Another study showed the reluctance and fear of children towards telling their friends, teachers and other acquaintances about their asthma as they had the fear that they might not be accepted by others or might looked at as being different than the rest. It was also noted from the study that most of the children didn't have know of any friends who suffered from asthma which further showed that children kept this disease a secret. It was also noted that the teachers underestimated the prevalence of asthma as well. The study further showed that the children felt as though their parent, HCPs and teachers didn't really communicate with them about their disease (Brooks et al., 2013).

One of the reasons suggested for this lack of communication was that maybe the teachers and parents don't want to put this kind of burden on the kids. Another reason can be that the teachers, parents and the HCPs might think of asthma as just a medical condition and completely ignore the fact that it can have psychological implications as well. This can result in the kid being ignored psychologically. What the parents and teachers need to understand is that communicating with the child about his disease would actually help him/her in understanding it in a better way which would lead to the kid understanding his/her body/s reactions in a better manner and this increase in body knowledge would help him/her in dealing with the disease in an effective manner and lead a relatively normal, healthy life (Ahluwalia and Matsui, 2011).

It was also noted from a study that many kids suffering from asthma were under medicated as they didn't take their medications properly. One reason noted for this was the fact that since kids hid their disease from their peers they had to take medication secretly and when they didn't get the chance they would just skip their dose. It was also noted that boys were more careless with medication as compared to girls (Murk et al., 2011).

Another study showed that there is lack of knowledge and communication gap at the teachers or HCPs end which affected the intake of regular medication as well as follow-ups by the children. Therefore, it seems that there exists a need for more awareness regarding the disease for teachers, parents as well as the children suffering from asthma and their peers (Murk et al., 2011).


Ahluwalia, SK; Matsui, EC (2011). The indoor environment and its effects on childhood asthma. Current opinion in allergy and clinical immunology 11 (2): 137 -- 43.

Arshad, SH (2010). Does exposure to indoor allergens contribute to the development of asthma and allergy? Current allergy and asthma reports 10 (1): 49 -- 55.

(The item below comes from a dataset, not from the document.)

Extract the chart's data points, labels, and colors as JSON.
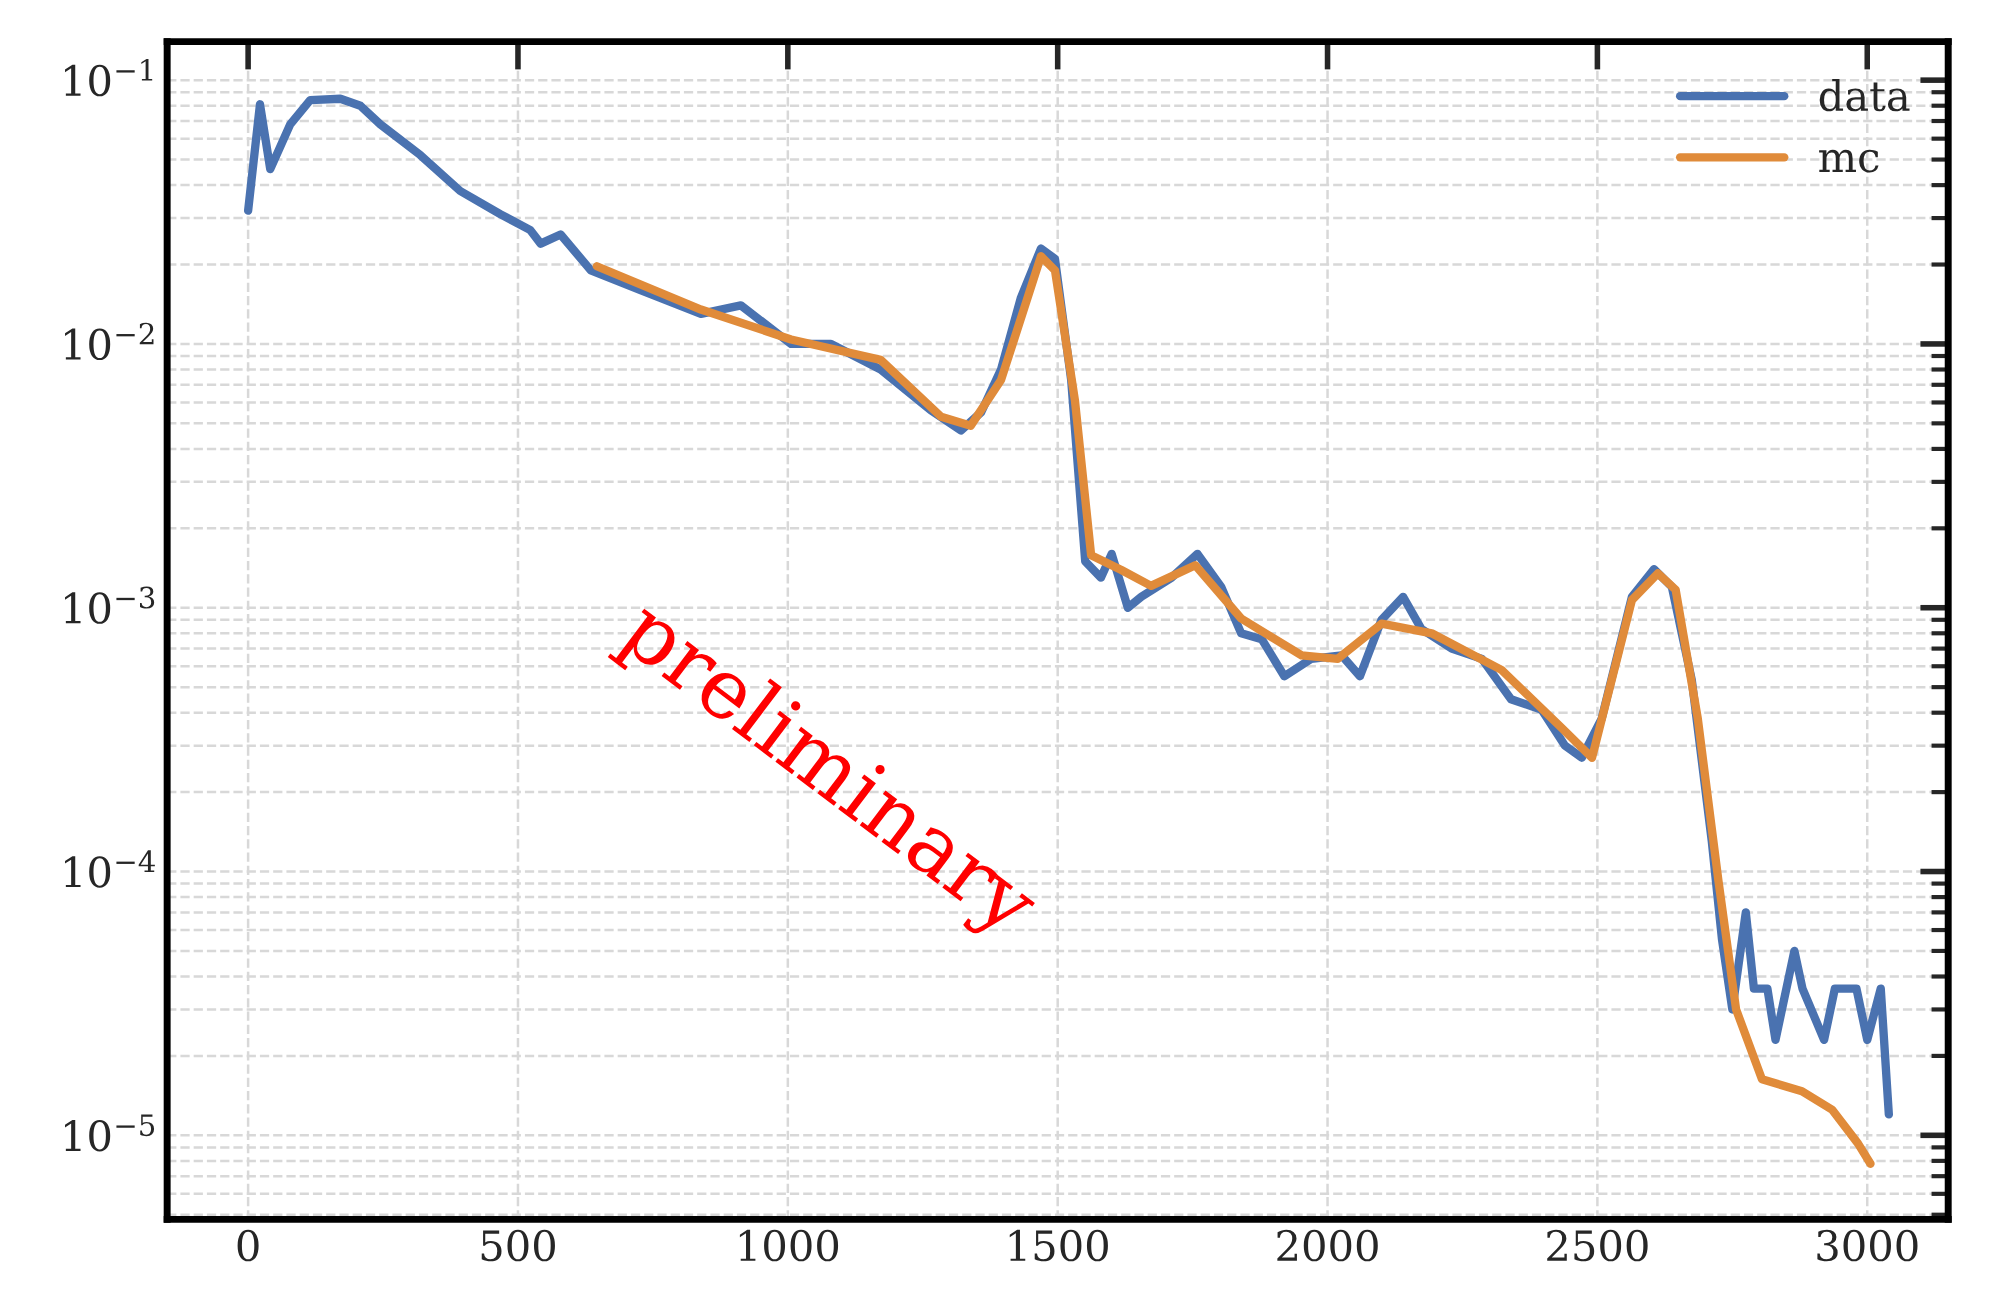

Bornehag, CG; Nanberg, E (2010 Apr). Phthalate exposure and asthma in children. International journal of andrology 33 (2): 333 -- 45.

Brooks, C; Pearce, N; Douwes, J (2013). The hygiene hypothesis in allergy and asthma: an update. Current opinion in allergy and clinical immunology 13 (1): 70 -- 7.

Elward, Graham Douglas, Kurtis S. (2010). Asthma. London: Manson Pub. pp. 27 -- 29.

Halapi, E; Bjornsdottir, U.S. (2009). Overview on the current status of asthma genetics. The clinical respiratory journal 3 (1): 2 -- 7.